Tras casi siete décadas en el poder, el gobierno cubano atraviesa uno de los momentos más críticos de su historia reciente. Una economía en caída libre, apagones constantes, escasez de combustible y el éxodo de millones de ciudadanos han creado un escenario explosivo que, según analistas citados por The New York Times, coincide con una renovada ofensiva de presión del presidente estadounidense Donald Trump contra La Habana.
Durante años, cada rumor sobre la caída del régimen despertó celebraciones entre los exiliados cubanos, especialmente en Miami. Ocurrió cuando Fidel Castro enfermó gravemente, cuando cedió el poder a su hermano Raúl y también tras su muerte en 2016. Sin embargo, el sistema sobrevivió a todos esos momentos. Hoy, el contexto parece distinto.
De acuerdo con The New York Times, la estrategia de Trump ha elevado drásticamente la apuesta. Washington ha cerrado el acceso de Cuba a envíos de petróleo, ha golpeado su ya debilitada industria turística y ha endurecido las sanciones financieras. El propio Trump ha asegurado que el gobierno cubano “está en las últimas”, una afirmación que resuena con fuerza entre sectores del exilio que llevan décadas esperando el colapso del régimen comunista.
El combustible es el punto más sensible. El petróleo mantiene en funcionamiento el transporte público, las fábricas y la agricultura. Las nuevas medidas estadounidenses han afectado directamente a los dos principales proveedores de crudo de la isla: Venezuela y México. Durante años, Caracas envió alrededor de 35.000 barriles diarios a cambio de servicios médicos cubanos. Con ese flujo interrumpido y bajo la amenaza de aranceles a cualquier país que suministre petróleo a La Habana, Cuba enfrenta apagones generalizados y una parálisis creciente.
Expertos citados por The New York Times recuerdan que la isla produce solo cerca del 40 % del petróleo que consume. Sin importaciones suficientes, el país corre el riesgo de un colapso energético total. Aunque Cuba ya sobrevivió al “Período Especial” tras la caída de la Unión Soviética en los años noventa, muchos observadores coinciden en que esta crisis combina factores inéditos: aislamiento financiero, migración masiva y ausencia de un benefactor externo dispuesto a rescatar la economía.
Desde el sur de Florida, líderes del exilio aseguran que funcionarios del gobierno de Trump les han transmitido que el final del régimen es cuestión de tiempo. Marcell Felipe, presidente del Museo Americano de la Diáspora Cubana, afirmó —según recoge el diario— que existe un plan para forzar cambios en la isla antes de 2026. La Casa Blanca, por su parte, ha señalado que estaría dispuesta a dialogar si el gobierno cubano ofreciera concesiones políticas y económicas reales, como la legalización de partidos opositores o una mayor apertura al sector privado.

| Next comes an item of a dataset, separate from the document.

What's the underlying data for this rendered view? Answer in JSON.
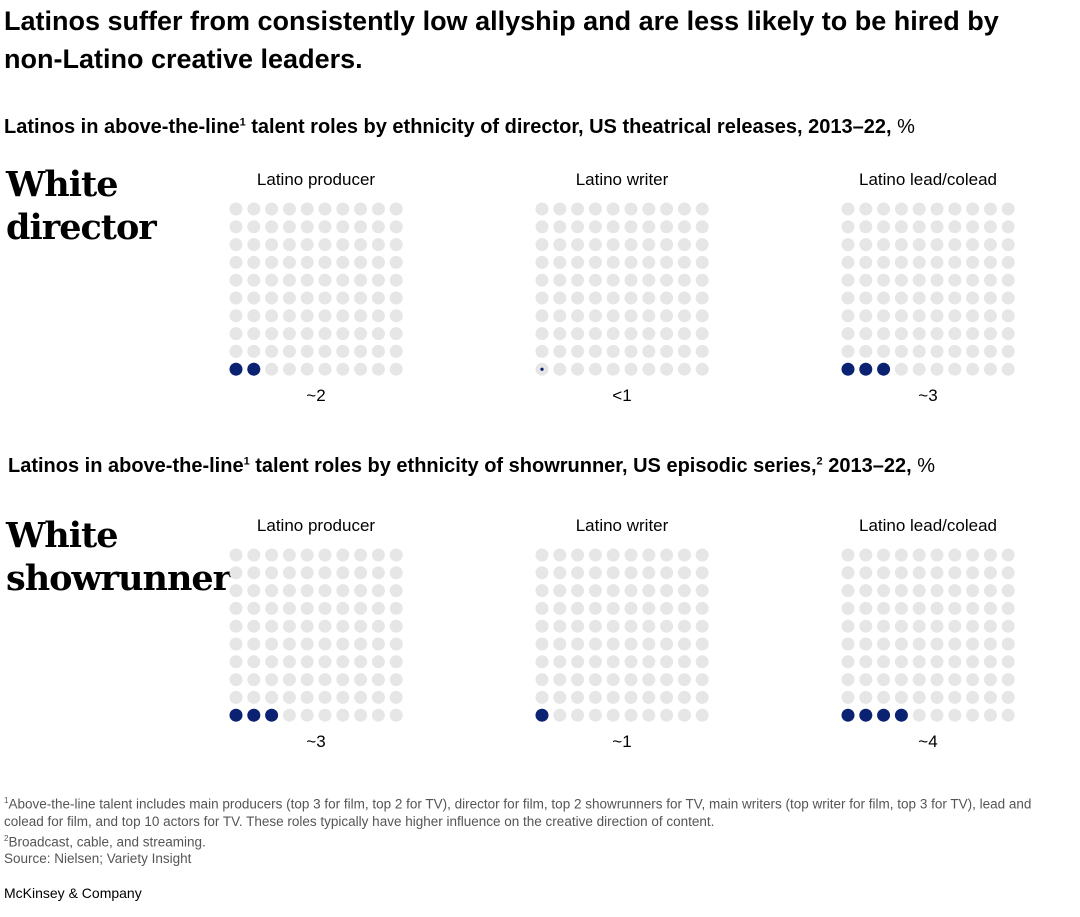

La respuesta de La Habana ha sido ambigua. Mientras altos funcionarios niegan cualquier negociación política y rechazan lo que consideran una “agresión inmoral” de Estados Unidos, el presidente Miguel Díaz-Canel ha reconocido públicamente la gravedad de la situación. En una reciente comparecencia, habló de racionar el poco combustible disponible y de acelerar proyectos de energía solar y eólica, sin mencionar nuevas fuentes de petróleo.

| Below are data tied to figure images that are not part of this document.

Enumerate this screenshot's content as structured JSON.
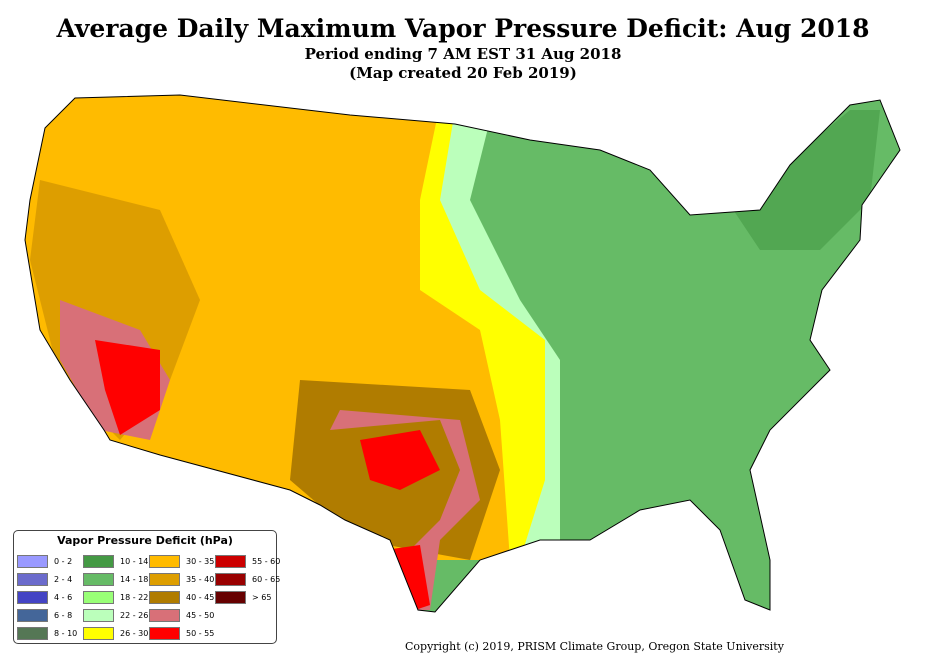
{
  "header": {
    "title": "Average Daily Maximum Vapor Pressure Deficit: Aug 2018",
    "subtitle": "Period ending 7 AM EST 31 Aug 2018",
    "created": "(Map created 20 Feb 2019)"
  },
  "legend": {
    "title": "Vapor Pressure Deficit (hPa)",
    "items": [
      {
        "label": "0 - 2",
        "color": "#9999ff"
      },
      {
        "label": "2 - 4",
        "color": "#6b6bcc"
      },
      {
        "label": "4 - 6",
        "color": "#4444c4"
      },
      {
        "label": "6 - 8",
        "color": "#446699"
      },
      {
        "label": "8 - 10",
        "color": "#557755"
      },
      {
        "label": "10 - 14",
        "color": "#449944"
      },
      {
        "label": "14 - 18",
        "color": "#66bb66"
      },
      {
        "label": "18 - 22",
        "color": "#99ff77"
      },
      {
        "label": "22 - 26",
        "color": "#bbffbb"
      },
      {
        "label": "26 - 30",
        "color": "#ffff00"
      },
      {
        "label": "30 - 35",
        "color": "#ffbb00"
      },
      {
        "label": "35 - 40",
        "color": "#dd9e00"
      },
      {
        "label": "40 - 45",
        "color": "#b07c00"
      },
      {
        "label": "45 - 50",
        "color": "#d87078"
      },
      {
        "label": "50 - 55",
        "color": "#ff0000"
      },
      {
        "label": "55 - 60",
        "color": "#cc0000"
      },
      {
        "label": "60 - 65",
        "color": "#990000"
      },
      {
        "label": "> 65",
        "color": "#660000"
      }
    ]
  },
  "footer": {
    "copyright": "Copyright (c) 2019, PRISM Climate Group, Oregon State University"
  }
}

Al mismo tiempo, el gobierno cubano ha enviado señales contradictorias: propone cooperación técnica con Washington en temas como narcotráfico o terrorismo, pero tolera actos de hostigamiento contra diplomáticos estadounidenses en la isla, prácticas conocidas como “actos de repudio”.
Otro interrogante clave, subrayado por The New York Times, es qué ocurriría si el régimen colapsa. La mayoría de los líderes opositores están presos o en el exilio, y no existe una figura clara de transición. Historiadores y exfuncionarios estadounidenses recuerdan que las predicciones de una caída inminente han fallado antes, pero reconocen que hoy no hay un aliado poderoso dispuesto a rescatar a Cuba, como ocurrió con Venezuela en el pasado.
“Esta vez se siente diferente”, afirmó la historiadora Ada Ferrer al diario neoyorquino. La combinación de presión externa, agotamiento interno y falta de alternativas económicas ha colocado al gobierno cubano ante un desafío existencial. Si resistirá una vez más o si, finalmente, el sistema llegará a su límite, sigue siendo la gran incógnita.